Paper Structure (32 sections, 1 equation, 4 figures, 7 tables, 1 algorithm)

This paper contains 32 sections, 1 equation, 4 figures, 7 tables, 1 algorithm.

Figures (4)

  • Figure 1: Overview of RadTex architecture and outputs, including pretraining, classification, and report generation in the Prompted setting. We show that bidirectional captioning is an effective method of medical vision-language pretraining (left), exceeding contrastive learning performance on downstream visual tasks while also enhancing interpretability.
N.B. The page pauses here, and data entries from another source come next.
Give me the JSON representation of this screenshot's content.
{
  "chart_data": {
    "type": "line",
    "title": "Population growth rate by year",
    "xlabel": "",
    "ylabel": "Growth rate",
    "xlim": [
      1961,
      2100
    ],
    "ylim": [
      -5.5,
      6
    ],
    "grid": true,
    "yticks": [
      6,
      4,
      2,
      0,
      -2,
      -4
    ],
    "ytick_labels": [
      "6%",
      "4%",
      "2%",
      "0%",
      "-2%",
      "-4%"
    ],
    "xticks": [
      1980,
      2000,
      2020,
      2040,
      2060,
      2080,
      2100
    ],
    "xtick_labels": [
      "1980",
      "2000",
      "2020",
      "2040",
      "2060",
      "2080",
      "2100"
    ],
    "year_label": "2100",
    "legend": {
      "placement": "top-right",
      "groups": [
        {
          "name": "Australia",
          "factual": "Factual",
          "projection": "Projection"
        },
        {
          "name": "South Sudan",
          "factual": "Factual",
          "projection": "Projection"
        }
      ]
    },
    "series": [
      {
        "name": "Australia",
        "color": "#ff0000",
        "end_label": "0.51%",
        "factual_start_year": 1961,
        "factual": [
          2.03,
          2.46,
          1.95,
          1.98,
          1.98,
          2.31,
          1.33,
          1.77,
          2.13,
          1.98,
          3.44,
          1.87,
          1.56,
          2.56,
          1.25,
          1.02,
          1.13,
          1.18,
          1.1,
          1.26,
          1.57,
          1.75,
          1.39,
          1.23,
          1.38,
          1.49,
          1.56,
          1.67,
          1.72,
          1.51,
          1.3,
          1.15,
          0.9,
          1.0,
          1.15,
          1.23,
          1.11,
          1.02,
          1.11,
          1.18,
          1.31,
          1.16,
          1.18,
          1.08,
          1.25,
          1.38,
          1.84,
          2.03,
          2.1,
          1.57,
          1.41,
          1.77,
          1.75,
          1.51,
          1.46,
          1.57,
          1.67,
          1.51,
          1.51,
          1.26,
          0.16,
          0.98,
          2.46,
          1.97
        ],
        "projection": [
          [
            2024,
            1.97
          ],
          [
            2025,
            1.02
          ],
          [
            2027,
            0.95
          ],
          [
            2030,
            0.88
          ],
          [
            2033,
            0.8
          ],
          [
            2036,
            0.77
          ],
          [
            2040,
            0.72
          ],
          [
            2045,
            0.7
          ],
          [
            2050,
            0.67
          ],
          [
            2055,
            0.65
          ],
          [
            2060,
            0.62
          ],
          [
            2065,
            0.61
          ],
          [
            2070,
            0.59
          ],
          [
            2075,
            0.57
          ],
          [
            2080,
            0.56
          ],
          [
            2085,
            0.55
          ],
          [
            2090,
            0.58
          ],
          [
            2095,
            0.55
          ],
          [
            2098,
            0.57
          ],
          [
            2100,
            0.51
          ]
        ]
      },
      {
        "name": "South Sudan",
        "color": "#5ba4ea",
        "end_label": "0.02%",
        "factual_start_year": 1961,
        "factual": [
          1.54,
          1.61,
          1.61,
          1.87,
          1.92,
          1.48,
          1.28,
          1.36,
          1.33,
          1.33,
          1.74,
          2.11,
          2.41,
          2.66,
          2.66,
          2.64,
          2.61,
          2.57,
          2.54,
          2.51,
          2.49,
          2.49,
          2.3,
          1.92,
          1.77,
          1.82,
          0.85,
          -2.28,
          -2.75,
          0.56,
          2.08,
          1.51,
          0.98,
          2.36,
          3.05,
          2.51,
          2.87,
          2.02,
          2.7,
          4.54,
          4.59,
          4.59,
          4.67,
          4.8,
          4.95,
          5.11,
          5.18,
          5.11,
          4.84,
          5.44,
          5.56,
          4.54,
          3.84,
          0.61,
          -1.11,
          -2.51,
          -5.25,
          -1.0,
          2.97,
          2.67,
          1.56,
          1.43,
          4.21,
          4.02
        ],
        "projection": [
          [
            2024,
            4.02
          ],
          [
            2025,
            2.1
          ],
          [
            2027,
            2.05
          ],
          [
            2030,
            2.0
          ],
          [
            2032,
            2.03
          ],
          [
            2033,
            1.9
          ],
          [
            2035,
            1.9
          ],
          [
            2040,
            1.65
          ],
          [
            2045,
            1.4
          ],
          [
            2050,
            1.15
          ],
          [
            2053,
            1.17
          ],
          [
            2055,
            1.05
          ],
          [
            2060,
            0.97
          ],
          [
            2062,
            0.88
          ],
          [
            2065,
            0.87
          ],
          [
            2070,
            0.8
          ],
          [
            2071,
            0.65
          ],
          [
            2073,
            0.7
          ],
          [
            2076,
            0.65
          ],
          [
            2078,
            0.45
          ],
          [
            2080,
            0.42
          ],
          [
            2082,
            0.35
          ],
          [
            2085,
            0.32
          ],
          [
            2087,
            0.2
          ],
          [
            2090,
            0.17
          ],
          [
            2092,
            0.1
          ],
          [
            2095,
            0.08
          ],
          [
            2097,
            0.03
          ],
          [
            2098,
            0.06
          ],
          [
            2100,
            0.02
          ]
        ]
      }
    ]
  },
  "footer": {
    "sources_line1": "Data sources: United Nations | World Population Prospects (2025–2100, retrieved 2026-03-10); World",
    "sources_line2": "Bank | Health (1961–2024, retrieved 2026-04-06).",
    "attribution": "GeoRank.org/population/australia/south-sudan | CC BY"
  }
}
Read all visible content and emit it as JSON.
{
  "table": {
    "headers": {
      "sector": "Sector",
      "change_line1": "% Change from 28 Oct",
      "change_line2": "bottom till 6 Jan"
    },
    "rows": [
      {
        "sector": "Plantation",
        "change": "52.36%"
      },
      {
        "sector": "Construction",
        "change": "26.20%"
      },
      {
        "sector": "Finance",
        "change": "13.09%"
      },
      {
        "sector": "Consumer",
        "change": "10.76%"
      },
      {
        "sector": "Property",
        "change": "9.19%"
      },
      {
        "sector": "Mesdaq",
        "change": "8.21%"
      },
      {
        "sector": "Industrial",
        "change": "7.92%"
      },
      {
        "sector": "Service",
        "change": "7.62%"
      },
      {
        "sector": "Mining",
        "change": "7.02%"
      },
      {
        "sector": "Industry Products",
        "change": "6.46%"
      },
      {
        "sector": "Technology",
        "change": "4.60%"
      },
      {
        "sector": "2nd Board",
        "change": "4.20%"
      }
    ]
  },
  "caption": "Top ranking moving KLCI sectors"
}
After generative pretraining, the RadTex visual encoder is frozen and a linear head is trained to classify pathologies (center; \ref{['sec:visual_downstream']}). Furthermore, the entire pretrained model can be used directly for radiology report generation by sampling tokens from the output (right; \ref{['sec:rrg']}).
  • Figure 2: Bar plot showing linear classification results. RadTex is competitive with CheXzero and other methods across multiple downstream classification tasks. RadTex results are for RadTex/C+M pretraining. Each model's visual backbone is frozen and a linear layer is trained in three separate trials. We display mean results over three random trials. See \ref{['app:vision_encoder_results']} for more details, including standard errors.
  • Figure 3: Confusion matrices showing multi-level grading performance for RadTex (bottom) and CheXzero (top), on the EdemaSeverity task. Values represent the mean proportion over three random trials.
  • Figure 4: Report-level pathology precision on MIMIC-CXR test set vs frequency in training data, as a measure of pathology hallucination. $\mathcal{M}^2$ Trans and R2 Gen numbers from miura-etal-2021-improving. Linear regressions and 95% confidence intervals for each RRG method are shown. Pearson correlation coefficients of $r=0.89, 0.78,0.62$ for RadTex, R2Gen, and $\mathcal{M}^2$ Trans, respectively. The CheXpert competition pathologies are labeled for RadTex.